Machine-Learning-Enabled Gestural Interaction in Mixed Reality
Repository URI
Repository DOI
Change log
Authors
Abstract
Mixed Reality (MR) is a term used to describe the seamless blending of a physical environment with a digitally generated environment, creating an integrated space where real and virtual elements coexist and interact. It has introduced the possibility of new computing and interaction paradigms for users with the use of commercial headsets such as Microsoft HoloLens and Meta Quest. However, various factors have prevented these products from becoming widely adopted as everyday devices. The lack of frictionless interactions is one of the preventive factors. The thesis focuses on gestural interactions that do not require the use of controllers and are instead performed with bare hands. However, gestural interactions in MR are still in their infancy, with potential for exploration and development. The direction of gestural interaction in this thesis is partitioned into two parts: mid-air gesture keyboard for text entry, and gesture recognition for eliciting commands. They are similar to the keyboard and mouse used on personal computers. Machine learning has significantly advanced various technologies; thus the central hypothesis in this thesis is that Machine learning enables fast and accurate gestural interaction systems in Mixed Reality.
The design of machine-learning-enabled gestural interaction systems faces many challenges. Standard machine learning models require a significant amount of data for training so that complex patterns can be recognized from the data. Owing to the limited adoption of MR devices and considering that novel interaction systems are proposed, acquiring large amounts of data can be time-consuming and challenging. Thus, data sparsity poses the first challenge, which leads to Research Question 1: How to use generative machine learning models to synthesize skeleton gestural data? This thesis proposes a novel model, the Imaginative Generative Adversarial Network (GAN), to automatically synthesize skeleton-based hand gesture data aimed at data augmentation for training gesture classification models. The results demonstrate that the proposed model trains quickly and can enhance classification accuracy compared to conventional data augmentation strategies. Furthermore, this model is extended to generate trajectory data for mid-air gesture keyboards, compare it with other generative models, and discuss the comparative advantages of each model.

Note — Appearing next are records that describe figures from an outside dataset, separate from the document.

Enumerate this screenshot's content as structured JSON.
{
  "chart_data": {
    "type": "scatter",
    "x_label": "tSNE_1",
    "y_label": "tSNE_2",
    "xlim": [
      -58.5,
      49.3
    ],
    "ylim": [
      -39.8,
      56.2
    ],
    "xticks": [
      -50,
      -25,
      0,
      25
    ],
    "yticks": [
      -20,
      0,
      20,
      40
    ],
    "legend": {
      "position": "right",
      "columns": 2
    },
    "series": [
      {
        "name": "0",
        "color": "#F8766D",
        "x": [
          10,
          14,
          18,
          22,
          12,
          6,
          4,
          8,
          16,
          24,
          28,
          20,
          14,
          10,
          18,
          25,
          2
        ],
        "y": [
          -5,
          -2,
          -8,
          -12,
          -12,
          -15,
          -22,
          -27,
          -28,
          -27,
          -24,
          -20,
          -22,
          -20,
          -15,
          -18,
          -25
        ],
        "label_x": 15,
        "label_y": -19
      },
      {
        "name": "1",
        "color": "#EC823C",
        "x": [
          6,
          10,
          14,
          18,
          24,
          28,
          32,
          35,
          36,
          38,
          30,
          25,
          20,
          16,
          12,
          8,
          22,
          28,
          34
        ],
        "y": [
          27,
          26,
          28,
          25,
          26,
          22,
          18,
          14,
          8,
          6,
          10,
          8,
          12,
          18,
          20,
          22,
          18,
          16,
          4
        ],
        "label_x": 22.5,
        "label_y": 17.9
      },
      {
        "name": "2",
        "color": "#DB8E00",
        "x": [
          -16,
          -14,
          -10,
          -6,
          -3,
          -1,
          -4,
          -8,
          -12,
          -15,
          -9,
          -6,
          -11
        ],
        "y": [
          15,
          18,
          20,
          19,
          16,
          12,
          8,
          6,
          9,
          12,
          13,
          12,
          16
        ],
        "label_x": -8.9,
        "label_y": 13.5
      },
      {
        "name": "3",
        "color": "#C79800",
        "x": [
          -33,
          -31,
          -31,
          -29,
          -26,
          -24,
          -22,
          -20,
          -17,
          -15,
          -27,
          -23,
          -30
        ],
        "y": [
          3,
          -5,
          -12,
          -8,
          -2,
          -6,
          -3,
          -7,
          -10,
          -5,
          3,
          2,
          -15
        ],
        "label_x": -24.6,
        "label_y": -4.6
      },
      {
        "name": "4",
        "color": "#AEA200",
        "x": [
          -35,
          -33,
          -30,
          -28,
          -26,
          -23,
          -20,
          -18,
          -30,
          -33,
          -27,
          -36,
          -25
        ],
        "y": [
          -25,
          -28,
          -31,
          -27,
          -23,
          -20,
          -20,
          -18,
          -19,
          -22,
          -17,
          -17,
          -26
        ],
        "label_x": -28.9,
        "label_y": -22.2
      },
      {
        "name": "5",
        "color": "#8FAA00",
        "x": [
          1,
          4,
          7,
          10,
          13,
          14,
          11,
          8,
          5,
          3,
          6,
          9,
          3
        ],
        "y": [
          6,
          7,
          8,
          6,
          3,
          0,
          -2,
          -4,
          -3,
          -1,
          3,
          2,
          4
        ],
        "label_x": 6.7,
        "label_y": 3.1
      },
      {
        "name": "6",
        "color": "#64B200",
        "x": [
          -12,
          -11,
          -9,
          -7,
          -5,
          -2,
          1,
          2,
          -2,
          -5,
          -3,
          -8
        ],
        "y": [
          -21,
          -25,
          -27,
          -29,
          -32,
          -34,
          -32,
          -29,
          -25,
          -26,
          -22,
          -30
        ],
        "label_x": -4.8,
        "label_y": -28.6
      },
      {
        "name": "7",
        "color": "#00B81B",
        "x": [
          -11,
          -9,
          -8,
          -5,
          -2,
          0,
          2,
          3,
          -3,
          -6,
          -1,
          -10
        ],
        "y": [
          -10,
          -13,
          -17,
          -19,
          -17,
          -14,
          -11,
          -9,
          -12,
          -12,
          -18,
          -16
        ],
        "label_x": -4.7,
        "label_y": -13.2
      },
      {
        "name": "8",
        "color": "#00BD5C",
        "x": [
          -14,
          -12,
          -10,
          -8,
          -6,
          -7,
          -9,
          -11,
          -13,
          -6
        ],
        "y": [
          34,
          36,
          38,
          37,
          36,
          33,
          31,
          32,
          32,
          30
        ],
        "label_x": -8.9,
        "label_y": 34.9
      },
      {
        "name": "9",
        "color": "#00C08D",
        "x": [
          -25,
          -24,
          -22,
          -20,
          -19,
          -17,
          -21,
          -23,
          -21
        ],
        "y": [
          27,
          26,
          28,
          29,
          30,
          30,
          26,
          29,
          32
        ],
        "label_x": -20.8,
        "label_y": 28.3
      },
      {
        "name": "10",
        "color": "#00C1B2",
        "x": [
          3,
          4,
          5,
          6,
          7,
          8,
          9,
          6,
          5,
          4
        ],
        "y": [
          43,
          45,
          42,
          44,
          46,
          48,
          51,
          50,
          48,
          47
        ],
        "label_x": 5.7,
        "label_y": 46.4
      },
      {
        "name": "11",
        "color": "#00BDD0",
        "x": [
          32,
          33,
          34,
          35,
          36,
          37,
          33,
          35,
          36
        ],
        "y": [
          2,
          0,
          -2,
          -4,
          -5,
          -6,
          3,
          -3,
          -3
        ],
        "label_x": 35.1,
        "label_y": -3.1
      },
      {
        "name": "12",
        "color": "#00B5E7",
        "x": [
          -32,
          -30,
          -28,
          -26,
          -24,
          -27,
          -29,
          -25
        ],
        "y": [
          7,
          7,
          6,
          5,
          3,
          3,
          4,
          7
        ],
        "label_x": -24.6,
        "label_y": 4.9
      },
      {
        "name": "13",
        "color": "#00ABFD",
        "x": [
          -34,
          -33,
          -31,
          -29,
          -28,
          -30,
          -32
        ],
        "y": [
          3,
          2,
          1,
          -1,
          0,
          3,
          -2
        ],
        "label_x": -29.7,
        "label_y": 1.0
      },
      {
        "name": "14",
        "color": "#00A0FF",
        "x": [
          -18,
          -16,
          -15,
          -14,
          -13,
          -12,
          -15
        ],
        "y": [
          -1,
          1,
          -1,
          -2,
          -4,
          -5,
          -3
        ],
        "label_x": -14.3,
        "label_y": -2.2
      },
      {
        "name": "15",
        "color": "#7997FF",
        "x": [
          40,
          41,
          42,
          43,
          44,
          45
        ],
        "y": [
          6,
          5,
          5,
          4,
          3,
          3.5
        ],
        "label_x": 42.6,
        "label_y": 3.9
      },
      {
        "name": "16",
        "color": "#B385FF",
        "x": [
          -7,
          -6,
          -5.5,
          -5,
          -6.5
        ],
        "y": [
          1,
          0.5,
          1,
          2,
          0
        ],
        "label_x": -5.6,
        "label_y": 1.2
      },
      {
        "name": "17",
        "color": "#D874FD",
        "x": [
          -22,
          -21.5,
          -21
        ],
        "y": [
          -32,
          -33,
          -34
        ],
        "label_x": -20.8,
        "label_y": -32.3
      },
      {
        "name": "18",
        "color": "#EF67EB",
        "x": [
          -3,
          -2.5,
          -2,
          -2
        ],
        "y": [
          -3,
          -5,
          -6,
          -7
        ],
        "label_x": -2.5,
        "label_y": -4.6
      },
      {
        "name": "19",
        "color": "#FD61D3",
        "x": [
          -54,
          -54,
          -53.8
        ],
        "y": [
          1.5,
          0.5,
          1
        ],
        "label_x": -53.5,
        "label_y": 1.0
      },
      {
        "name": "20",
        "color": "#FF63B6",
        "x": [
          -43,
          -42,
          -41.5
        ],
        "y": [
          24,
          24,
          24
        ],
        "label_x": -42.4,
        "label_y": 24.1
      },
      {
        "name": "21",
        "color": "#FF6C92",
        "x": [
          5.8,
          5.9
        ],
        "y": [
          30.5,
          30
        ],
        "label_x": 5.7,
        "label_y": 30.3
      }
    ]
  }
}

Designing a mid-air gesture keyboard involves both user interface and user experience design. MR introduces a vast design space through its high-degree of interactivity and expansive display area. Consequently, the optimal design for a mid-air gesture keyboard size varies among users due to differences in users' gesture motions and preferences. Thus, Research Question 2 is: How to use machine learning-based optimization methods to adaptively personalize the size of a mid-Air gesture keyboard? This thesis proposes a multi-objective Bayesian optimization approach for adapting the layout size of a mid-air gesture keyboard to individual users. The results demonstrates that this process can achieve a 14.4% improvement in speed and a 13.8% improvement in accuracy relative to a baseline design with a constant size.
Furthermore, MR products face challenges related to the inaccuracy and high latency of tracking, as well as the lack of haptic feedback for users. These issues result in lower text entry accuracy and speed on mid-air gesture keyboards, subsequently causing a sub-optimal user experience. Therefore, Research Question 3 is: How to use machine learning methods to accurately decode gesture trajectories into intended text on a mid-air gesture keyboard, thereby facilitating innovative designs that enhance user experience? This thesis introduces a novel gesture trajectory decoding model that robustly translates users’ three-dimensional fingertip gestural trajectories into their intended text. This accurate decoding model enables the investigation of innovative open-loop interaction designs, including the removal of visual feedback and the relaxation of delimitation thresholds.
Lastly, gesture recognition is a complex task that requires the recognition of noisy and intricate gesture data in real-time. Moreover, for those without experience in machine learning, it can be a challenge to apply these techniques to gesture recognition. Consequently, Research Question 4 is: How to use machine learning models to perform accurate gesture recognition in real-time and empower non-experts to use this technology? This thesis proposes a key gesture spotting architecture that includes a novel gesture classifier model and a novel single-time activation algorithm. This architecture is evaluated on four separate skeleton-based hand gesture datasets and achieves high recognition accuracy with early detection. Furthermore, various data processing and augmentation strategies, along with the proposed key gesture spotting architecture, are encapsulated into an interactive application, which demonstrates high usability in a user study.